Introduction Recently, numerous incidents relating to the neglect of patients have forced care providers to adopt a person centred approach with a focus on the individual; a long-established ethos in hospice and palliative care.
Following the Francis Report on the Mid Staffordshire Trust, the National Health Service (NHS) is committed to building a culture ofsafe, compassionate care. In 2014, a group ofnine hospices in South East England was commissioned by Health Education Kent Surrey Sussex (HEKSS) to develop and deliver compassion awareness education sessions to health and social care workers at all levels.
Aim To raise and embed awareness of the need for compassion in all care settings, at all levels.
Method A three hour education session on compassion awareness included interactive workshops exploring the need for compassion, reasons for compassion fatigue and ways to manage it.
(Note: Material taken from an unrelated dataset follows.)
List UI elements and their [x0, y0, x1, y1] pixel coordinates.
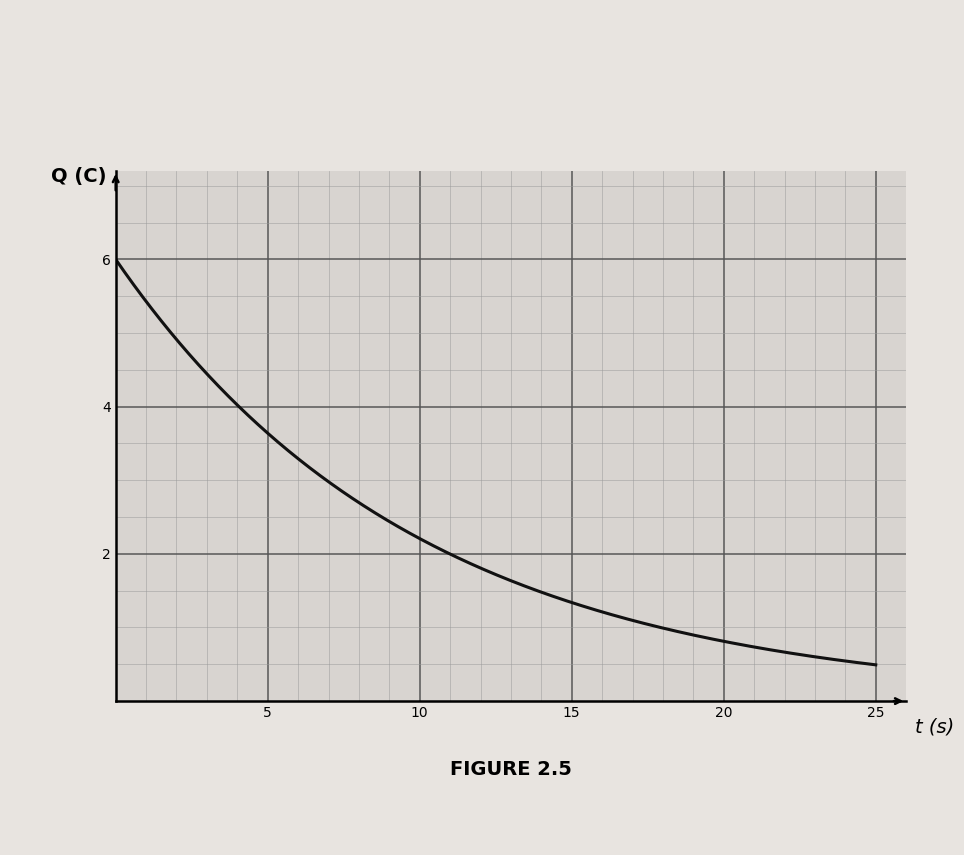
Text: Q (C): Q (C) [51, 167, 107, 186]
Text: t (s): t (s) [915, 717, 954, 736]
Text: FIGURE 2.5: FIGURE 2.5 [450, 760, 572, 779]
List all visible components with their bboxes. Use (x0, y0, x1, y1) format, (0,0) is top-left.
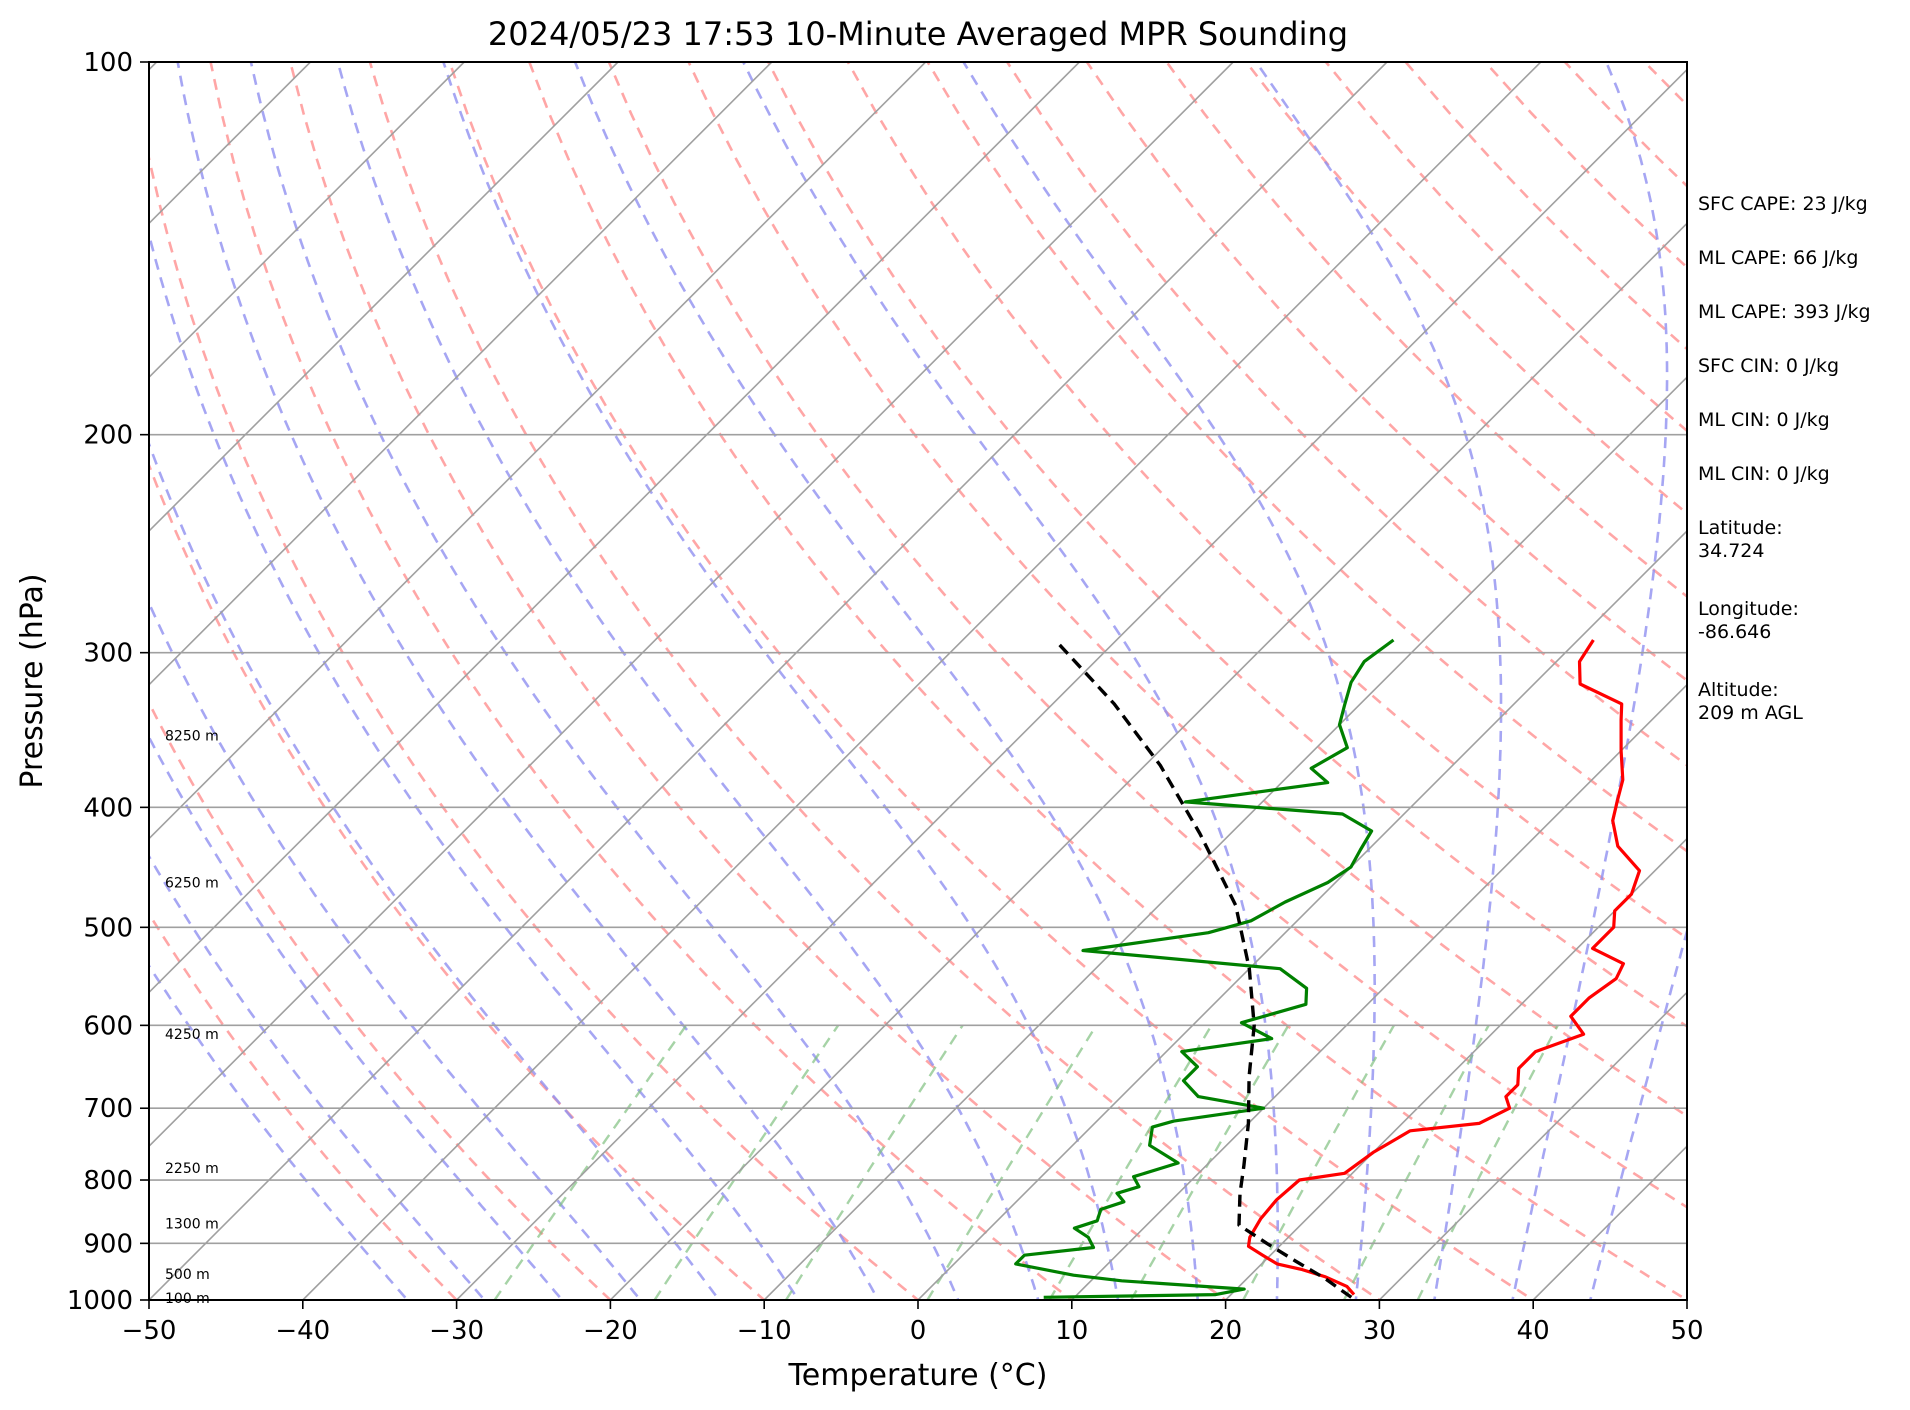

To sustain the learning and encourage changes in practice, participants were asked to complete an action plan detailing two or three strategies from those discussed in the session to use in their practice.
Moon (2004) suggests that reflection on formal education can more deeply embed learning in the clinical setting. One month after the education session, participants were sent a link to an electronic survey which asked them how they had used their action plan in their work.
Results Approximately 10% of participants responded to the survey; the majority reported that they had successfully used strategies from their action plans to change their practice. Many suggested they would continue to use those strategies. Examples included running sessions on compassion for colleagues, one response stated staff levels and shifts had been changed so that carers have more time with residents and more others focussed on self-awareness and self-care. The project has been commissioned to run for a second year.